Şimdi izin ver de, genç adamın o geceden sonra neler yaşadığını anlatmaya devam edeyim.
Evet, nerede kalmıştım.
Hah hatırladım.
Ertesi sabah kalenin dışındaki atlar toynaklarını toprağa geçirdikten sonra uyanan Dusan ara ara kendi isminin geçtiği konuşmalar, kahkahalar duyuyor. Bu onu derin uykusundan hemencecik uyandırıyor.
Hızla yataktan fırlıyor kahvaltıyı kaçırmış, ama en son düşüneceği şey bile bu değil, son sürat giyiniyor ve merdivenlerden aşağıya koşuyor, hatta merdiven başında Edin'e tosluyor yanlışlıkla, ellerini hafifçe iki yanına açarak ona bakıp, yerinden gram kıpırdamayan Edin, hafifçe gülerek "Hey yavaş ol ufaklık, ne bu acele. Kahvaltı içinse eğer, çoktan kaçırdın." dediğinde Dusan hızlıca başını sallıyor, "Üzgünüm Edin, hızımı alamamışım." diyerek onu geçiştirip, gülüşünü bile umursamadan ahalinin ona neşeyle günaydın dediği yere varıyor.

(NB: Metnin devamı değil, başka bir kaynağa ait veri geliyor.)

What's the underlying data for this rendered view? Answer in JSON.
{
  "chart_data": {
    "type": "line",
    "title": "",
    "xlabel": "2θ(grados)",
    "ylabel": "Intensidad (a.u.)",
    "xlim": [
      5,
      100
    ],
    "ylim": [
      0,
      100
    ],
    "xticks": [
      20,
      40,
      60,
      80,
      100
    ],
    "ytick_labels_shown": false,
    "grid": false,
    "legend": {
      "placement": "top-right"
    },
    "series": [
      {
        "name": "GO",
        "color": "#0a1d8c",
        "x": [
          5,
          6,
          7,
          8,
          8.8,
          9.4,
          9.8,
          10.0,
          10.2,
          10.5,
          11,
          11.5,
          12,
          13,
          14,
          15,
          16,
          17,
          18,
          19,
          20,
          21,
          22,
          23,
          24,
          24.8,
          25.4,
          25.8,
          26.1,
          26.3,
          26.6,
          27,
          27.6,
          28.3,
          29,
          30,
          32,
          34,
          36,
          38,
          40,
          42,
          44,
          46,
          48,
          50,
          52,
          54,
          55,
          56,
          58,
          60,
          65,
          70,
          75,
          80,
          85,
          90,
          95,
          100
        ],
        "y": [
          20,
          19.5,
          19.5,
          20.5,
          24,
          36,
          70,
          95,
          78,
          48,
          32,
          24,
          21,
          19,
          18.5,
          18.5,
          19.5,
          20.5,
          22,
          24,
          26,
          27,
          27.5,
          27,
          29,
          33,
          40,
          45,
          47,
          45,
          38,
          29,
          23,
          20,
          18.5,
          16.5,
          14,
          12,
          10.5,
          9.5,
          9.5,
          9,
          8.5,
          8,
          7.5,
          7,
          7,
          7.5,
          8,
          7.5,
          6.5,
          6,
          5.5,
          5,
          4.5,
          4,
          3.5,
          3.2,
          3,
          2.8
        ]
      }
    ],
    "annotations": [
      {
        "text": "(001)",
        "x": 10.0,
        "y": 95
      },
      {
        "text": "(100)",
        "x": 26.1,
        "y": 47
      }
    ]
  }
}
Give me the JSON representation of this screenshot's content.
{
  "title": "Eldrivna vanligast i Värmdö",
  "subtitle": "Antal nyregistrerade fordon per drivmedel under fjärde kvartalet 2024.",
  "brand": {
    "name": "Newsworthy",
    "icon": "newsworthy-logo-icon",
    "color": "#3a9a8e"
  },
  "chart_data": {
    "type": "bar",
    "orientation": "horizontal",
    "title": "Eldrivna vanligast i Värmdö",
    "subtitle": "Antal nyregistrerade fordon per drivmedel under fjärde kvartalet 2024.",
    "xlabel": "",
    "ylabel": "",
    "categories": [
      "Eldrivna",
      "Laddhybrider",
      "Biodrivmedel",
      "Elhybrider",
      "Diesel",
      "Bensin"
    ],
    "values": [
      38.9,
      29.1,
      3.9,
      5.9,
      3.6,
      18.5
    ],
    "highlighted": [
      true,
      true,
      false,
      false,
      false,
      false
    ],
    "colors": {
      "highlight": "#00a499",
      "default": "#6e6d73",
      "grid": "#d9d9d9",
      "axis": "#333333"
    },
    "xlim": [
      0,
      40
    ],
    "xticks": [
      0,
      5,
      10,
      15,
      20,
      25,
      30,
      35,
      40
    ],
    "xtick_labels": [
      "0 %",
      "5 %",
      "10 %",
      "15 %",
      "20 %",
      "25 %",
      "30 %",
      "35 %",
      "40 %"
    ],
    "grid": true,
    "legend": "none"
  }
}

"Şu uykucuya bakın!" diye kahkaha atıyor İrfan kendisi gibi berrak gözleri de kahkahalar atıyor. Genç adamın ilk tahmini çuvallıyor, hayır o adam, İrfan olamaz, kahkahaları fazlasıyla kaygısız. Dün gece yaşadığı hadiseyi kesinlikle kendisine yaşatan kişi o olamaz.
Çünkü böyle bir durumu kendisi yaşamış olsa, bir sonraki gün karşısındaki kişinin belki de gözlerine bile bakamaz, bunu çok iyi biliyor ve kendisi gibi olacağını düşünerekten tahminlerini kovalamaya devam ediyor.